By Wesley Allison
There was no doubt about it. Brech was the greatest city in the world. Not best—but the greatest. It was the capital of the United Kingdom of Greater Brechalon and had been the center of Brech culture for almost two thousand years. Fifteen centuries ago it had been the largest city in the world and it still was. With a population of more than four million, it dwarfed Natine, Bangdorf, Szague, Perfico and the other capital cities on the continent of Sumir. The Great City, as most Brechs called their home, was filled with majestic buildings and monuments, magnificent parks, and spacious plazas. But beyond these were seemingly endless reaches of tenement apartment buildings, slapped up with none of the forethought and planning of the ancient structures of which the citizens were so proud. Though the vast system of horse-drawn trolleys and hansom cabs reminded one of the past, the oily black telegraph poles and the chugging, honking steam-powered carriages gave voice to a future bearing down at record speed.

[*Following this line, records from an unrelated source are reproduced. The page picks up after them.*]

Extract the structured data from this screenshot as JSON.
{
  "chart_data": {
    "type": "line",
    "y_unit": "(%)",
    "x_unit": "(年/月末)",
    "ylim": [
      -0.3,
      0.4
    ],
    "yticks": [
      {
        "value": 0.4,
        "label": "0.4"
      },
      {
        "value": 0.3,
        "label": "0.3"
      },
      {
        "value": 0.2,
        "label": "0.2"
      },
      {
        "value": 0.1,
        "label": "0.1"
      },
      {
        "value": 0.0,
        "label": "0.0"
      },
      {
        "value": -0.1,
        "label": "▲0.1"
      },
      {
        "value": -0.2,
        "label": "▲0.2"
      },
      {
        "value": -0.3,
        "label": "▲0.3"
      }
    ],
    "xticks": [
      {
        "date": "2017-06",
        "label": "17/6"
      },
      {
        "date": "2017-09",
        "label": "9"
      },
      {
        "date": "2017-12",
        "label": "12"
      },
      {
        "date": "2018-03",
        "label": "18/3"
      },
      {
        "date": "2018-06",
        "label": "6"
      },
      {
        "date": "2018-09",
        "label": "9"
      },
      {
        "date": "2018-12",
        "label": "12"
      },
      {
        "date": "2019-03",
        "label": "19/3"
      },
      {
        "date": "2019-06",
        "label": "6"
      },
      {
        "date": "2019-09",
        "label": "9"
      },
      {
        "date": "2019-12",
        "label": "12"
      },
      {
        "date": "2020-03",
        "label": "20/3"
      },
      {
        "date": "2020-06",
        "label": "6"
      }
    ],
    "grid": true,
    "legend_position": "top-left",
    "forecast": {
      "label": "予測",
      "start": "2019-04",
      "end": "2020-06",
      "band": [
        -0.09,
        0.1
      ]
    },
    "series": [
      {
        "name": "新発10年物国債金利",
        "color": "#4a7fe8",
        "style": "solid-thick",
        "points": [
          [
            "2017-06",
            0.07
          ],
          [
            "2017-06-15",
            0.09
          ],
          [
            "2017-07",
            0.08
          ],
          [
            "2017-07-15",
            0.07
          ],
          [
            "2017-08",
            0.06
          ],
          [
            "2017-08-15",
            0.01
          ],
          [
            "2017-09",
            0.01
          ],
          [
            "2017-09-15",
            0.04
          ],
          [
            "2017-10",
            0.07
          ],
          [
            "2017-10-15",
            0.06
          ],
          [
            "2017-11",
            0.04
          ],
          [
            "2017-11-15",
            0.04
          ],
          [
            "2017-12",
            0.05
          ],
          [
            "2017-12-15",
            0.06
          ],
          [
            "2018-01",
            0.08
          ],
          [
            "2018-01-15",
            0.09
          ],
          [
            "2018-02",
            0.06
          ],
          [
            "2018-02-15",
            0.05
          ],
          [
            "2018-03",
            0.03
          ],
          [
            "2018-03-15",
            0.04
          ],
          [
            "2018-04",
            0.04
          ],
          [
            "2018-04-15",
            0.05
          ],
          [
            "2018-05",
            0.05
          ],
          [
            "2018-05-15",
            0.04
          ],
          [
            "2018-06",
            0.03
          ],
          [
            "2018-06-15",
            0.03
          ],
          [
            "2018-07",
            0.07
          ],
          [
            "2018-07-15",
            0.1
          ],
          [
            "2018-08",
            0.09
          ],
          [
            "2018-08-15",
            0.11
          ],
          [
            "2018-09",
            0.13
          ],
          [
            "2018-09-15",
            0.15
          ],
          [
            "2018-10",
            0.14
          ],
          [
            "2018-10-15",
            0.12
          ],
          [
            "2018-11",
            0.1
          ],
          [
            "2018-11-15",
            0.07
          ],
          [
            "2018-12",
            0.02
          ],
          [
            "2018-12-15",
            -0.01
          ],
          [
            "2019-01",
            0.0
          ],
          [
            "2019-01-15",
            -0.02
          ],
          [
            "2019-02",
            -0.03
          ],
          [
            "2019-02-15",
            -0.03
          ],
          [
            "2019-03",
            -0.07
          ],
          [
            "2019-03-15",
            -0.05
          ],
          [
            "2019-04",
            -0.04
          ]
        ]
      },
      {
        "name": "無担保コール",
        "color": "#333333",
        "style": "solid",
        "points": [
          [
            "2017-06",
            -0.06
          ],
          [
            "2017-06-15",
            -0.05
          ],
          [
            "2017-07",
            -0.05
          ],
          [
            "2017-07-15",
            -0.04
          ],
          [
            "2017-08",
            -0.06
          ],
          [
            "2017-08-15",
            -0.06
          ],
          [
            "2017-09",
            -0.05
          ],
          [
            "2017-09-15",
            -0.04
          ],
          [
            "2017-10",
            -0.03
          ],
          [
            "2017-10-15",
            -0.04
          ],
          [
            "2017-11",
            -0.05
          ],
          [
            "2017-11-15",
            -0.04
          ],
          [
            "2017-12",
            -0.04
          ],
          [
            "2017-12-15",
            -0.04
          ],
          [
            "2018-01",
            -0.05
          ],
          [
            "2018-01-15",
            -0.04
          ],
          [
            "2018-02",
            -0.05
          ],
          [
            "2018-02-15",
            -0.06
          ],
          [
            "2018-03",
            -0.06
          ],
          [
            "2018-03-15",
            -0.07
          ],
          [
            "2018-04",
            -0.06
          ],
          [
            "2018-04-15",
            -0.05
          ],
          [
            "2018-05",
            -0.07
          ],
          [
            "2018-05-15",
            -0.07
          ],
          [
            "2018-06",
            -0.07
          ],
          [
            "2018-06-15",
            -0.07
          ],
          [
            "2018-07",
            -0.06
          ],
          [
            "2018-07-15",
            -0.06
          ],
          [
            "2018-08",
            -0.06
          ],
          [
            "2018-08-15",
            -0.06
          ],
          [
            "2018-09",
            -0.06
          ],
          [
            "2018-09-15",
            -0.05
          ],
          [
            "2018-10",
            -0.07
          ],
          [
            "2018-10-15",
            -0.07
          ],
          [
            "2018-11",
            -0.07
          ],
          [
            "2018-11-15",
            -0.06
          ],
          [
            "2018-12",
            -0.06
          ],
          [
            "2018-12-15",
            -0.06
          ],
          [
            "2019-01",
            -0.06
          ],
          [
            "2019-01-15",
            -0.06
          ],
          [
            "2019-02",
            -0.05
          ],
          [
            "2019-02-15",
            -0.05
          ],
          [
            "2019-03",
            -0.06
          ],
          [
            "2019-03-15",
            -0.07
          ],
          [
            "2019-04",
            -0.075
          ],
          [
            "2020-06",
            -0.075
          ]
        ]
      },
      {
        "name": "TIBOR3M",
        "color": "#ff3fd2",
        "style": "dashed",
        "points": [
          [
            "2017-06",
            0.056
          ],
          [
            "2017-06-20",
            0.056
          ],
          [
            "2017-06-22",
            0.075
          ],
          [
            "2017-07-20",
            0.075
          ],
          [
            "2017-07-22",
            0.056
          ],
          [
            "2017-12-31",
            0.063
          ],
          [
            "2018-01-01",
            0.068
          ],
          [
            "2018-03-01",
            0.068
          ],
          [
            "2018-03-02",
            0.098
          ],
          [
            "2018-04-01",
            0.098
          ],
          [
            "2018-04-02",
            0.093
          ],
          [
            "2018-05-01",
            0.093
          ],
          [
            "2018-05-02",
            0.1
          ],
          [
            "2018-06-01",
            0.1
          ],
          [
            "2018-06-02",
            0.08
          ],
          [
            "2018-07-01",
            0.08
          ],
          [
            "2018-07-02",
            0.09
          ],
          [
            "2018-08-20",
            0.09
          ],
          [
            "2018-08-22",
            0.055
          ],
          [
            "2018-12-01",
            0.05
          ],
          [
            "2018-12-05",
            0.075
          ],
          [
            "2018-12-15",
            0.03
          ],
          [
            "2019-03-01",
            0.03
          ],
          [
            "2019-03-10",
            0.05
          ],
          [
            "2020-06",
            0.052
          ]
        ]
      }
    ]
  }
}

Nothing about the Great City was lost on Captain Terrence Dechantagne. He had been back in the city for exactly one hour and fifteen minutes, but it seemed as if he had never left. As he strode down Avenue Phoenix, he looked at the shops on either side of the street, occupying the ground floor of buildings that had been old when his great grandfather had been born. The cobblestone streets were filled with vehicles. Shiny new steam carriages swerved to avoid running over an old man pulling a donkey heavily laden with crates of produce. The trolley’s bell reminding everyone else on the street that by law, it had the right of way, even though the massive horse pulling it was far slower than the newest marvels of technology. Turning sharply to his left, Terrence crossed the road dodging neatly between a horse-drawn carriage and one of the steam-powered variety, and entered one of the storefronts—Breeding Booksellers.